Perspective
From 'Resumes Studies' in 'Memoirs Of My Life And Writing'

Extracts From The Journal for 1762

July 27 The reflections which I was making yesterday I continued and digested today. I don't absolutely look on that time as lost, but that it might have been better employed than in revolving schemes, the execution of which is so far distant. I must learn to check these wanderings of my imagination.

November 24 I dined at the Cocoa Tree with Holt; who, under a great appearance of oddity, conceals more real honour, good sense, and even knowledge than half those who laugh at him. We went thence to the play (The Spanish Friar); and when it was over, returned to the Cocoa Tree. That respectable body, of which I have the honour of being a member, affords every evening a sight truly English. Twenty or thirty, perhaps, of the first men in the kingdom, in point of fashion and fortune, supping at little tables covered with a napkin, in the middle of a coffee-room, upon a bit of cold meat, or a sandwich, and drinking a glass of punch. At present, we are full of king's counsellors and lords of the bed-chamber; who, having jumped into the ministry, make a very singular medley of their old principles and language, with their modern ones.

26 I went with Mallet to breakfast with Garrick; and thence to Drury Lane house, where I assisted at a very private rehearsal, in the Green Room, of a new tragedy of Mallet's, called Elvira . As I have since seen it acted, I shall defer my opinion of it till then; but I cannot help mentioning here the surprising versatility of Mrs. Pritchard's talents, who rehearsed, almost at the same time, the part of a furious queen in the Green Room, and that of a coquette on the stage; and passed several times from one to the other with the utmost ease and happiness.

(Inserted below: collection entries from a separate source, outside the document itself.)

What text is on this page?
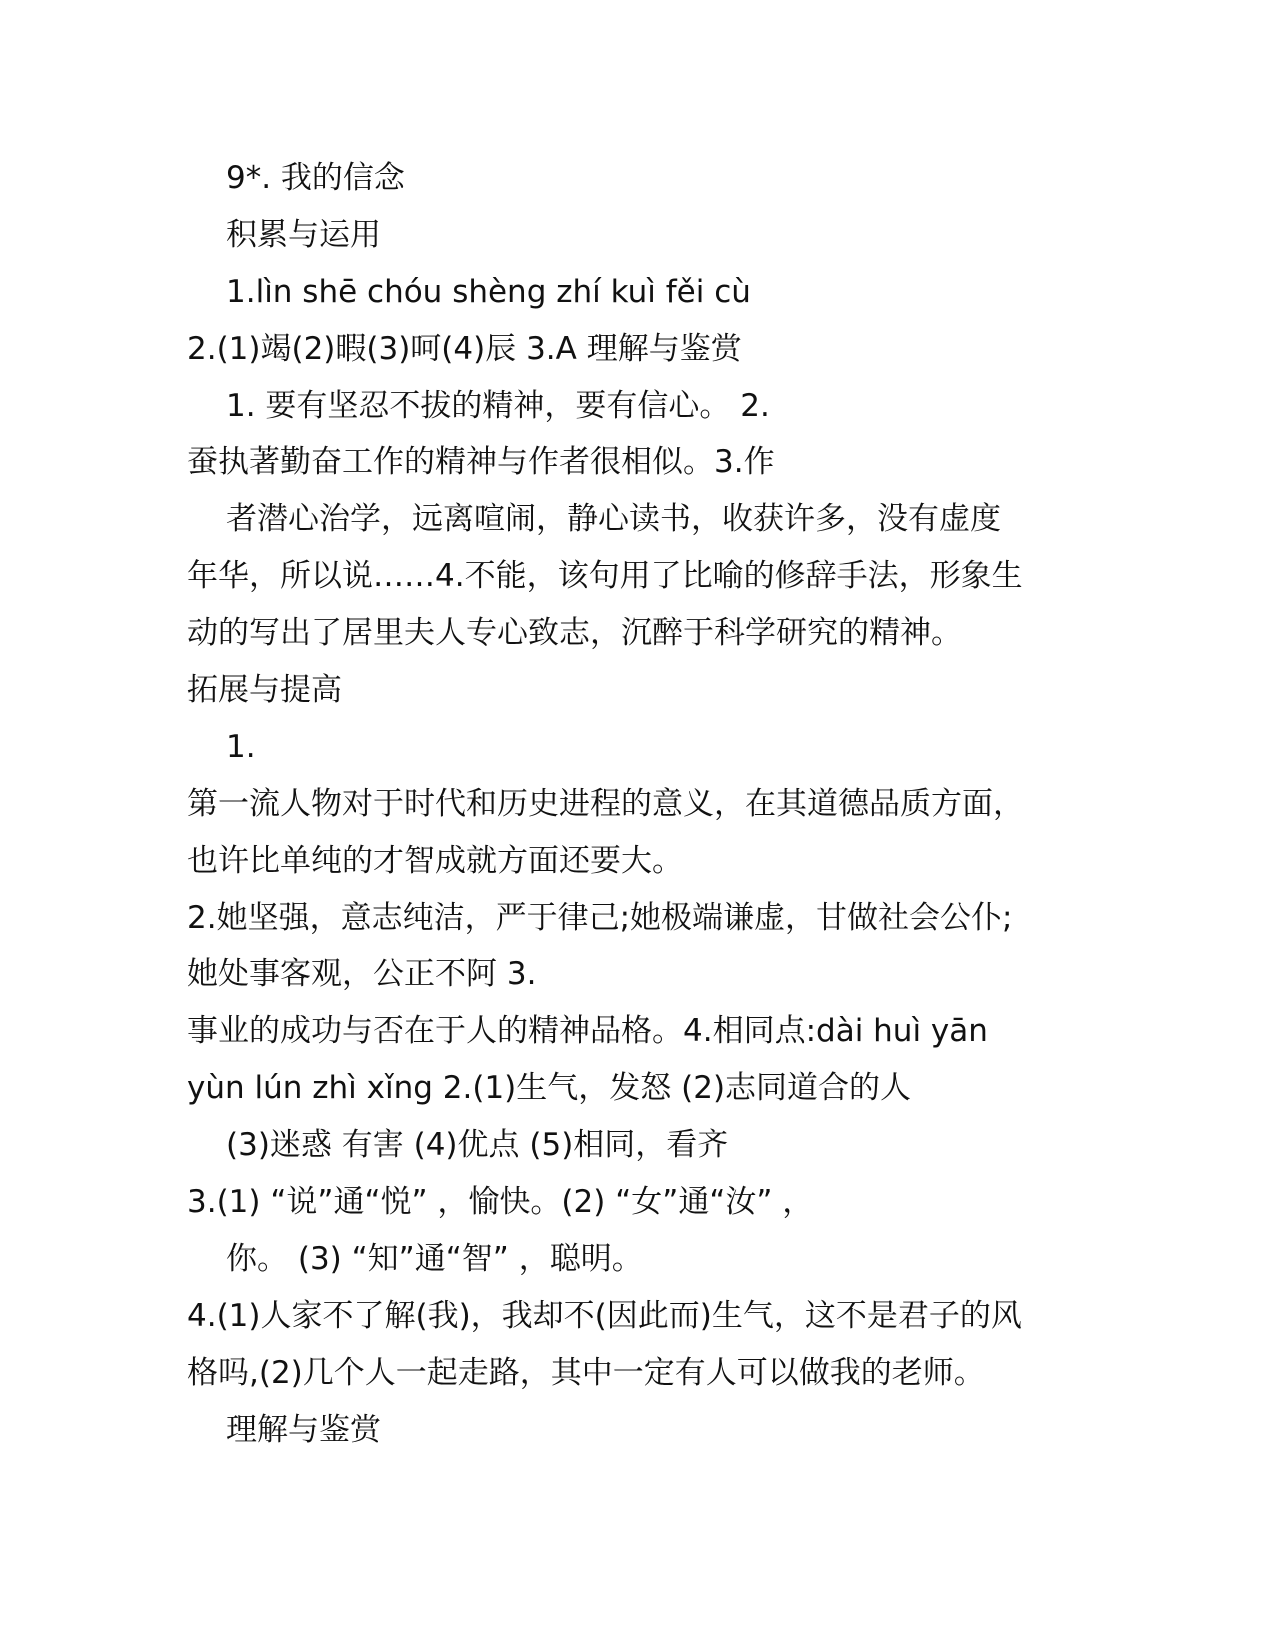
9*. 我的信念

积累与运用

1.lìn shē chóu shèng zhí kuì fěi cù

2.(1)竭(2)暇(3)呵(4)辰 3.A 理解与鉴赏

1. 要有坚忍不拔的精神，要有信心。 2.

蚕执著勤奋工作的精神与作者很相似。3.作

者潜心治学，远离喧闹，静心读书，收获许多，没有虚度

年华，所以说……4.不能，该句用了比喻的修辞手法，形象生

动的写出了居里夫人专心致志，沉醉于科学研究的精神。

拓展与提高

1.

第一流人物对于时代和历史进程的意义，在其道德品质方面，

也许比单纯的才智成就方面还要大。

2.她坚强，意志纯洁，严于律己;她极端谦虚，甘做社会公仆;

她处事客观，公正不阿 3.

事业的成功与否在于人的精神品格。4.相同点:dài huì yān

yùn lún zhì xǐng 2.(1)生气，发怒 (2)志同道合的人

(3)迷惑 有害 (4)优点 (5)相同，看齐

3.(1) “说”通“悦” ，愉快。(2) “女”通“汝” ，

你。 (3) “知”通“智” ，聪明。

4.(1)人家不了解(我)，我却不(因此而)生气，这不是君子的风

格吗,(2)几个人一起走路，其中一定有人可以做我的老师。

理解与鉴赏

December 30 Before I close the year I must balance my accounts — not of money, but of time. I may divide my studies into four branches:

  1. Books that I have read for themselves, classic writers, or capital treatises upon any science; such books as ought to be perused with attention, and meditated with care. Of these I read the twenty last books of the Iliad twice, the three first books of the Odyssey, the Life of Homer, and Longinus
  2. Books which I have read, or consulted, to illustrate the former. Such as this year, Blackwell's Inquiry into the Life and Writings of Homer, Burke's Sublime and Beautiful, Hurd's Horace, Guichardt's Memoires Militaires, a great variety of passages of the ancients occasionally useful: large extracts from Mezeriac, Bayle, and Potter; many memoirs and abstracts from the Academy of Belles Lettres : among these I shall only mention here two long and curious suites of dissertations — the one upon the Temple of Delphi, the Amphictyonic Council, and the Holy Ware , by MM. Hardion and de Valois; the other upon the Games of the Grecians , by MM. Burette, Gedoyne, and de la Barre.
  3. Books of amusement and instruction, perused at my leisure hours, without any reference to a regular plan of study. Of these, perhaps, I read too many, since I went through the Life of Erasmus, by Le Clerc and Burigny, many extracts from Le Clere's Bibliotheques, The Ciceronianus, and Colloquies of Erasmus, Barclay's Argenis, Terasson's Sethos, Voltaire's Siecle de Louis XIV, Madame de Motteville's Memoirs, and Fontenedle's Works.
  4. Compositions of my own. I find hardly any, except this Journal, and the Extract of Hurd's Horace, which (like a chapter of Montaigne) contains many things very different from its title.
  5. To these four heads I must this year add a fifth. Those treatises of English history which I read in January, with a view to my now abortive scheme of the Life of Sir Walter Raleigh. I ought indeed to have known my own mind better before I undertook them. Upon the whole, after making proper allowances, I am not dissatisfied with the year.
    The three weeks which I passed at Beriton, at the end of this and the beginning of the ensuing year, are almost a blank. I seldom went out; and as the scheme of my travelling was at last entirely settled, the hurry of impatience, the cares of preparations, and the tenderness of friends I was going to quit, allowed me hardly any moments for study.